Amid pressure on the ruling BJP to bring an ordinance to facilitate the construction of Ram temple in Ayodhya, its ally JD(U) has said that it will not support such a move by the NDA government.
Sangh parivar and a section of the BJP have been demanding an ordinance which would pave the way for construction of Ram temple at the disputed site in Ayodhya, where Babri Masjid once stood.
JD(U), headed by Bihar Chief Minister Nitish Kumar, is running a coalition government with the BJP in Bihar.
On Friday, a senior party leader said it was not in favour of promulgation of such an ordinance while another leader said the BJP won the 2014 Lok Sabha elections without resorting to the Ram temple issue and should stick to the development agenda to win the general election next year.
JD(U) national general secretary Ram Chandra Prasad Singh said the party will stick to its earlier stand it had taken on the issue in its earlier avatar as the Samata Party which was -- the issue either be solved by mutual consent between the affected communities or decided by a court of law.
"There should be no confusion in the minds of the people with regard to our stand on Ram temple issue at Ayodhya. If an ordinance is promulgated to facilitate construction of the temple, our party will not support it," he said.
"Since the Samata Party days, we have been in favour of a resolution of the dispute by mutual consent or through a court order. We brook no third alternative," Singh, who is also the party's leader in the Rajya Sabha and a confidant of Chief Minister Nitish Kumar told reporters in Patna.
Even before walking out of the NDA in 2013, the JD(U) had always insisted that abrogating Article 370, Ram temple in Ayodhya and Uniform Civil Code should be kept out of the coalition agenda.
BJP performed well without Ram temple, can do again: Prashant Kishor
The party's newly-appointed vice-president Prashant Kishor has also obliquely expressed disapproval of Ram temple being made a poll plank, pointing out that Narendra Modi had won the 2014 Lok Sabha polls without taking recourse to the emotive issue.

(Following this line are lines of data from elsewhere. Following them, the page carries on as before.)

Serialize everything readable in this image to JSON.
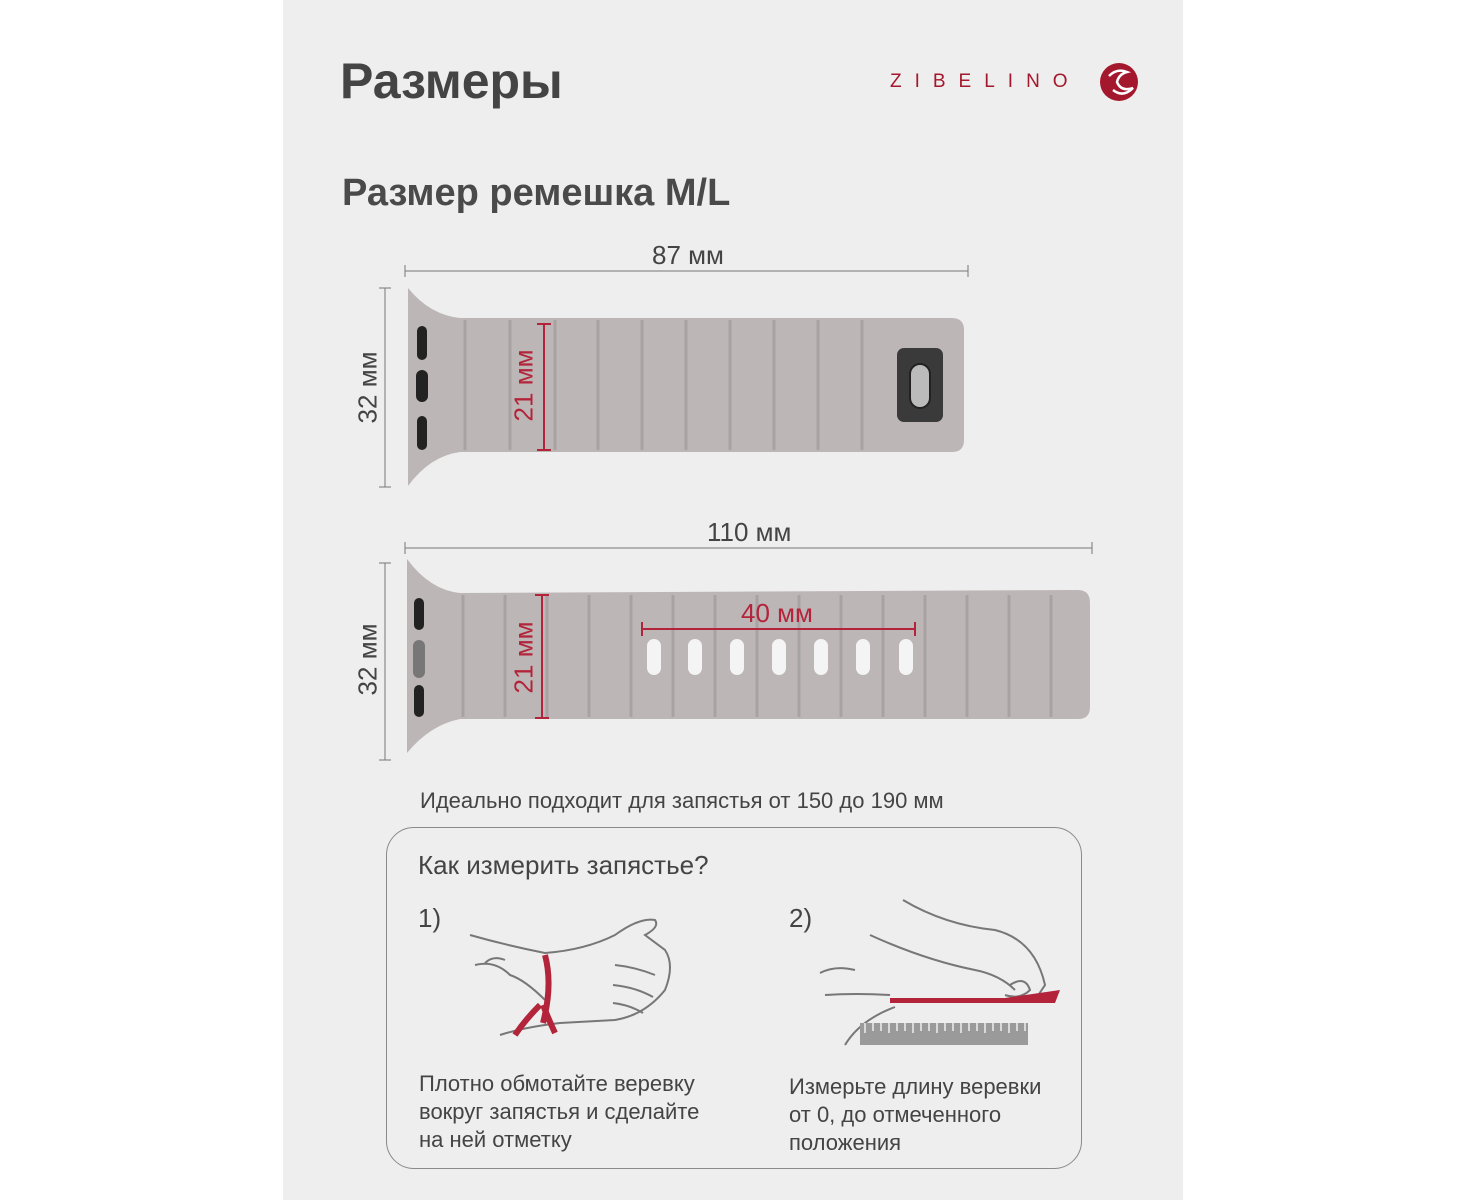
{
  "header": {
    "title": "Размеры",
    "brand": "ZIBELINO"
  },
  "subtitle": "Размер ремешка M/L",
  "strap_short": {
    "length": "87 мм",
    "height": "32 мм",
    "width": "21 мм"
  },
  "strap_long": {
    "length": "110 мм",
    "height": "32 мм",
    "width": "21 мм",
    "holes_span": "40 мм"
  },
  "fit_text": "Идеально подходит для запястья от 150 до 190 мм",
  "measure": {
    "title": "Как измерить запястье?",
    "steps": [
      {
        "number": "1)",
        "text": [
          "Плотно обмотайте веревку",
          "вокруг запястья и сделайте",
          "на ней отметку"
        ]
      },
      {
        "number": "2)",
        "text": [
          "Измерьте длину веревки",
          "от 0, до отмеченного",
          "положения"
        ]
      }
    ]
  },
  "colors": {
    "accent": "#b3243b",
    "band": "#bdb6b6",
    "panel": "#eeeeee"
  }
}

Kishor, who played an important role in shaping the BJP campaign during 2014 polls, said the BJP should stick to the development agenda to win the general election next year.
"I do not think there is any cause for alarm for BJP. Prime Minister Narendra Modi is still the most popular leader in the country," he told reporters during an informal chat in Patna on Friday.

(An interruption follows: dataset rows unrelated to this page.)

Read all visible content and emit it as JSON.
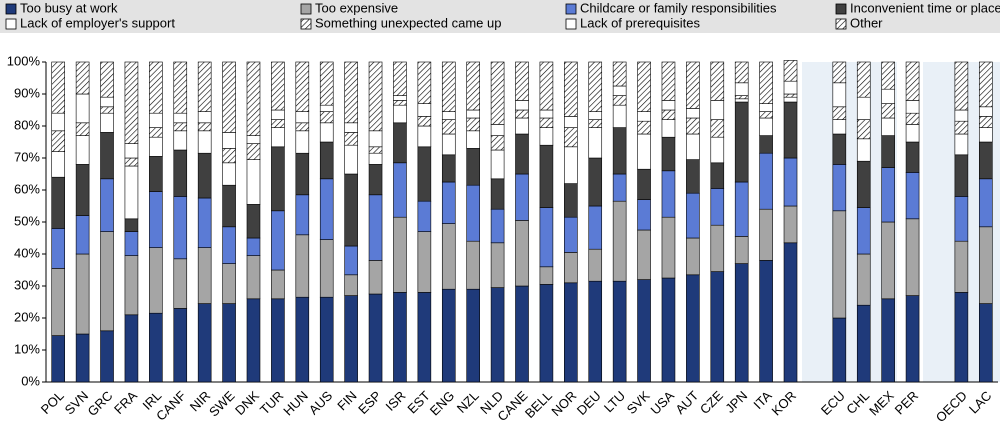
{
  "chart_data": {
    "type": "stacked_bar",
    "categories": [
      "POL",
      "SVN",
      "GRC",
      "FRA",
      "IRL",
      "CANF",
      "NIR",
      "SWE",
      "DNK",
      "TUR",
      "HUN",
      "AUS",
      "FIN",
      "ESP",
      "ISR",
      "EST",
      "ENG",
      "NZL",
      "NLD",
      "CANE",
      "BELL",
      "NOR",
      "DEU",
      "LTU",
      "SVK",
      "USA",
      "AUT",
      "CZE",
      "JPN",
      "ITA",
      "KOR",
      null,
      "ECU",
      "CHL",
      "MEX",
      "PER",
      null,
      "OECD",
      "LAC"
    ],
    "series": [
      {
        "name": "Too busy at work",
        "color": "#1f3a7a",
        "hatch": false,
        "values": [
          14.5,
          15,
          16,
          21,
          21.5,
          23,
          24.5,
          24.5,
          26,
          26,
          26.5,
          26.5,
          27,
          27.5,
          28,
          28,
          29,
          29,
          29.5,
          30,
          30.5,
          31,
          31.5,
          31.5,
          32,
          32.5,
          33.5,
          34.5,
          37,
          38,
          43.5,
          null,
          20,
          24,
          26,
          27,
          null,
          28,
          24.5
        ]
      },
      {
        "name": "Too expensive",
        "color": "#a5a5a5",
        "hatch": false,
        "values": [
          21,
          25,
          31,
          18.5,
          20.5,
          15.5,
          17.5,
          12.5,
          13.5,
          9,
          19.5,
          18,
          6.5,
          10.5,
          23.5,
          19,
          20.5,
          15,
          14,
          20.5,
          5.5,
          9.5,
          10,
          25,
          15.5,
          19,
          11.5,
          14.5,
          8.5,
          16,
          11.5,
          null,
          33.5,
          16,
          24,
          24,
          null,
          16,
          24
        ]
      },
      {
        "name": "Childcare or family responsibilities",
        "color": "#5b7bd5",
        "hatch": false,
        "values": [
          12.5,
          12,
          16.5,
          7.5,
          17.5,
          19.5,
          15.5,
          11.5,
          5.5,
          18.5,
          12.5,
          19,
          9,
          20.5,
          17,
          9.5,
          13,
          17.5,
          10.5,
          14.5,
          18.5,
          11,
          13.5,
          8.5,
          9.5,
          14.5,
          14,
          11.5,
          17,
          17.5,
          15,
          null,
          14.5,
          14.5,
          17,
          14.5,
          null,
          14,
          15
        ]
      },
      {
        "name": "Inconvenient time or place",
        "color": "#404040",
        "hatch": false,
        "values": [
          16,
          16,
          14.5,
          4,
          11,
          14.5,
          14,
          13,
          10.5,
          20,
          13,
          11.5,
          22.5,
          9.5,
          12.5,
          17,
          8.5,
          11.5,
          9.5,
          12.5,
          19.5,
          10.5,
          15,
          14.5,
          9.5,
          10.5,
          10.5,
          8,
          25,
          5.5,
          17.5,
          null,
          9.5,
          14.5,
          10,
          9.5,
          null,
          13,
          11.5
        ]
      },
      {
        "name": "Lack of employer's support",
        "color": "#ffffff",
        "hatch": false,
        "values": [
          8,
          9,
          6,
          16.5,
          6,
          6,
          7,
          7,
          14,
          6,
          7,
          6,
          9,
          3.5,
          5.5,
          6.5,
          6.5,
          5.5,
          9,
          5,
          5.5,
          11.5,
          9.5,
          7,
          11,
          5.5,
          8,
          8,
          1,
          5.5,
          1.5,
          null,
          4.5,
          7,
          5.5,
          5.5,
          null,
          6.5,
          4.5
        ]
      },
      {
        "name": "Something unexpected came up",
        "color": "#ffffff",
        "hatch": true,
        "values": [
          6.5,
          4,
          2,
          2.5,
          3,
          2.5,
          2.5,
          4.5,
          5,
          2.5,
          2.5,
          3.5,
          4,
          2,
          1.5,
          3,
          4.5,
          4,
          4.5,
          2.5,
          3,
          6,
          2.5,
          3,
          4,
          3,
          5,
          5.5,
          1,
          2,
          1,
          null,
          4,
          6,
          4.5,
          3.5,
          null,
          4,
          3.5
        ]
      },
      {
        "name": "Lack of prerequisites",
        "color": "#ffffff",
        "hatch": false,
        "values": [
          5.5,
          9,
          3,
          4.5,
          4.5,
          3,
          3.5,
          5,
          2.5,
          3,
          3.5,
          2,
          3,
          5,
          1.5,
          4,
          2.5,
          2.5,
          3.5,
          3,
          2.5,
          3.5,
          2.5,
          3,
          3,
          3,
          3,
          6,
          4,
          2.5,
          4,
          null,
          7.5,
          7,
          4.5,
          4,
          null,
          3.5,
          3
        ]
      },
      {
        "name": "Other",
        "color": "#ffffff",
        "hatch": true,
        "values": [
          16,
          10,
          11,
          25.5,
          16,
          16,
          15.5,
          22,
          23,
          15,
          15.5,
          13.5,
          19,
          21.5,
          10.5,
          13,
          15.5,
          15,
          19.5,
          12,
          15,
          17,
          15.5,
          7.5,
          15.5,
          12,
          14.5,
          12,
          6.5,
          13,
          6.5,
          null,
          6.5,
          11,
          8.5,
          12,
          null,
          15,
          14
        ]
      }
    ],
    "ylim": [
      0,
      100
    ],
    "yticks": [
      {
        "value": 0,
        "label": "0%"
      },
      {
        "value": 10,
        "label": "10%"
      },
      {
        "value": 20,
        "label": "20%"
      },
      {
        "value": 30,
        "label": "30%"
      },
      {
        "value": 40,
        "label": "40%"
      },
      {
        "value": 50,
        "label": "50%"
      },
      {
        "value": 60,
        "label": "60%"
      },
      {
        "value": 70,
        "label": "70%"
      },
      {
        "value": 80,
        "label": "80%"
      },
      {
        "value": 90,
        "label": "90%"
      },
      {
        "value": 100,
        "label": "100%"
      }
    ],
    "grid": false
  }
}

"I was a part of Narendra Modi's poll campaign team in 2014. Issues like Ram temple were not on the agenda and the BJP put up its best ever performance on development plank. I do not see why it cannot do well without raking up such issues," he said.
A number of NDA allies, including Union minister Ram Vilas Paswan's Lok Janshakti Party (LJP), have expressed discomfiture over the BJP's pursuit of the Hindutva agenda.

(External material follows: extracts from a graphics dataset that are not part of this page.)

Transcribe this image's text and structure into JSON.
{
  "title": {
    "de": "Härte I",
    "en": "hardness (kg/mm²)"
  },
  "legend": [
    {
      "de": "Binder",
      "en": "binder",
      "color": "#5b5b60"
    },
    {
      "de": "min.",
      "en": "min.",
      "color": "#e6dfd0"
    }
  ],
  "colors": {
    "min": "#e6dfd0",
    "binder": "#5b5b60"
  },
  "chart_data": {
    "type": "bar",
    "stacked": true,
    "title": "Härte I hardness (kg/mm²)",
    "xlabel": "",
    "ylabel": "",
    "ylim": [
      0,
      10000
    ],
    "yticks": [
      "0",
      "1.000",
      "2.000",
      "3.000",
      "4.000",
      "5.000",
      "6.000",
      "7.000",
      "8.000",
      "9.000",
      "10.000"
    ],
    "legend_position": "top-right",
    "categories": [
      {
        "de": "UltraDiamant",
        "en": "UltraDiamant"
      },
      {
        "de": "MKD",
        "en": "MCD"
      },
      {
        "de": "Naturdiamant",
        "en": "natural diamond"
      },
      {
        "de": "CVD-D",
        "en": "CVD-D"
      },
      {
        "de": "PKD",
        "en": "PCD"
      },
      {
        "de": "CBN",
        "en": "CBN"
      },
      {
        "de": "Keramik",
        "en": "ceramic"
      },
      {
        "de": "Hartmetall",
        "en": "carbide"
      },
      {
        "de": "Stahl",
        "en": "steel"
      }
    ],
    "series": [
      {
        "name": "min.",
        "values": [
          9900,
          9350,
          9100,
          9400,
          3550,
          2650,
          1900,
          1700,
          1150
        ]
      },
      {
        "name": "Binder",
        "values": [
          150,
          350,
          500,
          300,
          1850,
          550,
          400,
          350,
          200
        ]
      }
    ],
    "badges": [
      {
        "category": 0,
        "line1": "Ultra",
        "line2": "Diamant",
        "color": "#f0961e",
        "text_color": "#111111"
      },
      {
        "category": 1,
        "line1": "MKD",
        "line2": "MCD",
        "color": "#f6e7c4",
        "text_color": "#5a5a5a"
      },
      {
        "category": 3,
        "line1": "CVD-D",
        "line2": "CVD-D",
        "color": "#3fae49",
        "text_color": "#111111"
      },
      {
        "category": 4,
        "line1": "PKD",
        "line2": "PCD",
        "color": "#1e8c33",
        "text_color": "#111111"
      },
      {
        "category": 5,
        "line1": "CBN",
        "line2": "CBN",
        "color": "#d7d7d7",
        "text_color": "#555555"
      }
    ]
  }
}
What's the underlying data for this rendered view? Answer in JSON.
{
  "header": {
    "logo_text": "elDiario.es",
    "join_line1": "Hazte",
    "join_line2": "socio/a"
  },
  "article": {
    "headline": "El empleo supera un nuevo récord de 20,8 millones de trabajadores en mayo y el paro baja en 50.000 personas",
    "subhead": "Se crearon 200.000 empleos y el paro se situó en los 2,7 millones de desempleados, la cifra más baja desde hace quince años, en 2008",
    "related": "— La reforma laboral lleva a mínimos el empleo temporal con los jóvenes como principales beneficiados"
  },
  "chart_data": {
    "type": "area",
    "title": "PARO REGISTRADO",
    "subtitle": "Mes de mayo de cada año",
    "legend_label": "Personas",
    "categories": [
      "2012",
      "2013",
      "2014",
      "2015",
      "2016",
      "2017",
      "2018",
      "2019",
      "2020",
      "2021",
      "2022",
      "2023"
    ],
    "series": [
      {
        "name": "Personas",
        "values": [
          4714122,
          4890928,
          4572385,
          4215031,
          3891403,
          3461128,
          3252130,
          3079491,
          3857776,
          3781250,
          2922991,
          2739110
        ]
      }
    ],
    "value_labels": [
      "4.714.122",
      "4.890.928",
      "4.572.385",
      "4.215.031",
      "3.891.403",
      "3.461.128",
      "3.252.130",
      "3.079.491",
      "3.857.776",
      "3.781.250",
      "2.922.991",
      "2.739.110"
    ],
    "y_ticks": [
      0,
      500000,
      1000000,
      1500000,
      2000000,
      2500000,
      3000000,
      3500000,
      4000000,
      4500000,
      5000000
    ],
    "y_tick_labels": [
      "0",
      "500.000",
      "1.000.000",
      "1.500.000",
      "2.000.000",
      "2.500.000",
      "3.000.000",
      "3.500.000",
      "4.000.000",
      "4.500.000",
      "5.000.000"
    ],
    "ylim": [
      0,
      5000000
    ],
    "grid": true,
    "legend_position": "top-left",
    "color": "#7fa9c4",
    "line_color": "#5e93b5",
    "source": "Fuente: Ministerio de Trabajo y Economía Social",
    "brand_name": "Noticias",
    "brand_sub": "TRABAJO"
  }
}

Chirag Paswan, a Lok Sabha MP from LJP, had earlier said that people felt "disappointment" by the BJP for using the Hindutva card in the assembly polls to five states, he said he feels the saffron party can do well without raking up such issues.
Pressure on BJP
Pressure has been mounting on the BJP from the Sangh Parivar, of which it is a part of, and a section of hardliners within the party to make headway for the construction of Ram temple, which they termed as an issue relating to peoples' faith (aastha).
In the run-up to the assembly elections, right-wing organisations held rallies and programmes to demand that Ram temple be built in Ayodhya. The BJP has said that the construction of Ram temple is not a political issue for it but a matter of faith.
The Sangh Parivar has been demanding construction of a temple at the disputed site through an act in Parliament.
However, with the BJP's tally in the Lok Sabha having gone down on account of loss in a number of by-polls and the party falling short of majority in the Rajya Sabha there have been demands that an ordinance be promulgated to facilitate temple construction before the general elections due next year.